L’argument de ce refus est techniquement inopérant, juridiquement infondé et socialement dangereux –tant il vrai que ceci pourrait créer un clivage entre les fils du pays et priver le pays du potentiel de sa diaspora-.
3°)- L’oxymore consistant à vouloir rétablir la Constitution et donner en même temps la primauté de droit à un document de cadrage transitionnel qui n’est soumis au référendum encore moins à une autre procédure solennelle. Pour s’en convaincre, il est fait mention à l’article 24 que : « Les dispositions constitutionnelles légales et règlementaires contraires à la présente Charte de la transition sont abrogées ».
Voilà qui ne plairait pas peut-être, au grand juriste Autrichien Hans Kelsen en temps normal de droit.
4°)- La place officielle donnée à la Communauté internationale en vertu de l’article 19 qui dispose que « La communauté internationale accompagne le Burkina Faso tout au long de la période transition en lui apportant son aide et son soutien politique et financier pour une transition démocratique, civile, apaisée et inclusive».
Ceci devrait couler de source ou le souhaiter de vive voix au travers des allocutions de circonstance. De là à en faire un texte, il n’y a pas qu’un à ne pas franchir. Le fait de le mentionner clairement, rendrait invalide tout argument d’ingérence dans les affaires intérieures que certains souverainistes seraient prompts à invoquer.

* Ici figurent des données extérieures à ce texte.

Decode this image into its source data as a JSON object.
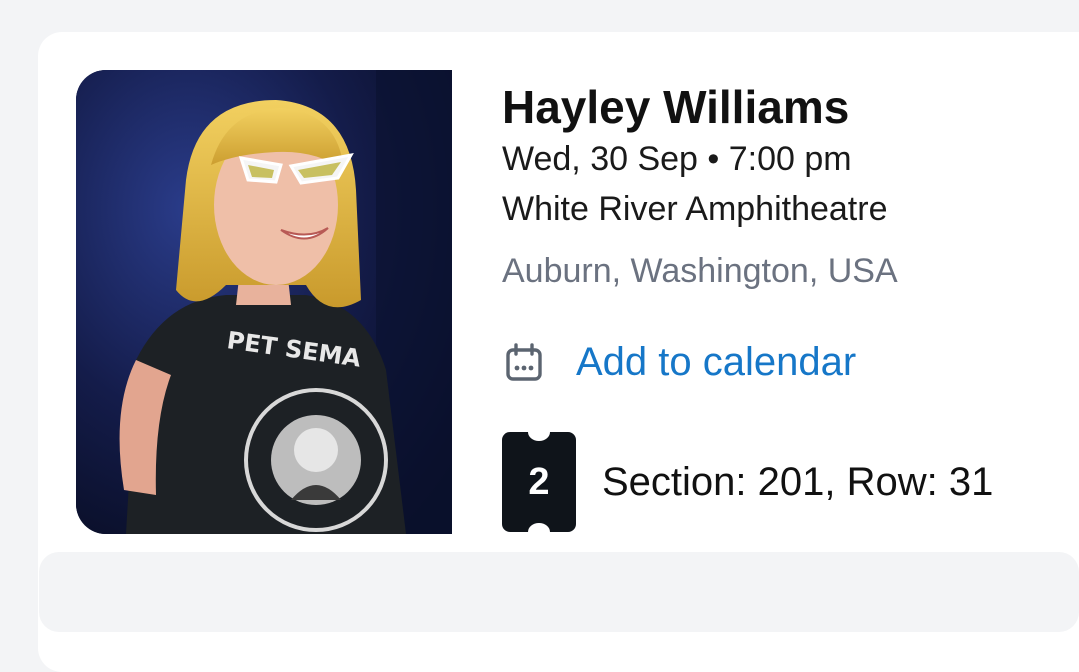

Quoiqu’il en soit, il y a des raisons d’espérer pour le Burkina Faso. Il faut seulement trouver le schéma. Puis, composer l’équipe tout en ayant la présence d’esprit que l’armée ne facilitera pas son sevrage au lait de la vache laitière. Il y a lieu d’être vigilant vu que la gestion de ce pays a été très marquée par la présence militaire. De Sangoulé Aboubacar Lamizana à Yacouba Issac ZIDA en passant par Saye Zerbo, Jean-Baptiste OUEDRAOGO, Thomas SANKARA et Blaise COMPAORE.
Petits conseils aux législateurs Africains !
Faites comme la Guinée. Verrouillez le mandat présidentiel en l’intégrant dans les intangibilités constitutionnelles à l’instar de l’article 154 de la Constitution guinéenne du vendredi 7 mai 2010, qui dispose que « La forme républicaine de l’Etat, le principe de la laïcité, le principe de l’unicité de l’État, le principe de la séparation et de l’équilibre des pouvoirs, le pluralisme politique et syndical, le nombre et la durée des mandats du Président de la République ne peuvent faire l’objet d’une révision».
Avertissement aux autres :
-Le Burundi qui vise l’article 96 de la Constitution pour l’échéance de juin 2015.
-Le Congo Brazzaville qui vise l’article 57 de la Constitution pour l’échéance de juillet 2016 ;
– La République Démocratique du Congo qui vise les articles 70 et 220 de la Constitution pour l’échéance de décembre 2016 ;
– Le Rwanda qui vise l’article 101 de la Constitution pour l’échéance de juillet 2017 ;
Ceux qui l’ont déjà fait, ce n’est pas un droit acquis pour vous :
Le Togo depuis 2002, le Gabon depuis 2003, l’Ouganda depuis 2005, le Tchad depuis 2005, l’Algérie depuis 2008, le Cameroun depuis 2008 et l’Angola depuis 2010.
A ceux qui se disent aussi démocratiquement élus, respecter les textes au nom desquels vous fondez la légalité de vos régimes face à la force légitime de la contestation populaire résultant de certains de vos faits et gestes aux antipodes de l’Etat de Droit.
En droit constitutionnel, l’accès, l’exercice et la transmission du pouvoir se font suivant les règles acceptées par les populations. Celui qui ne le respectera point, subira l’ironie du calendrier parallèle (Amadou Toumany TOURE est venu au pouvoir en mars et est réparti en mars, Moussa Dadis CAMARA est venu en décembre et est réparti en décembre, Blaise Compaoré est venu un jeudi 15 octobre et a été chassé un jeudi 30 octobre par une révolte populaire). On peut multiplier les « exemples » à l’envie.
Velléitaires de la Présidence ad vitam aeternam, apprenez des erreurs des autres ! A bon entendeur, bienvenue !!! «
Mohamed CAMARA, juriste et analyste politique.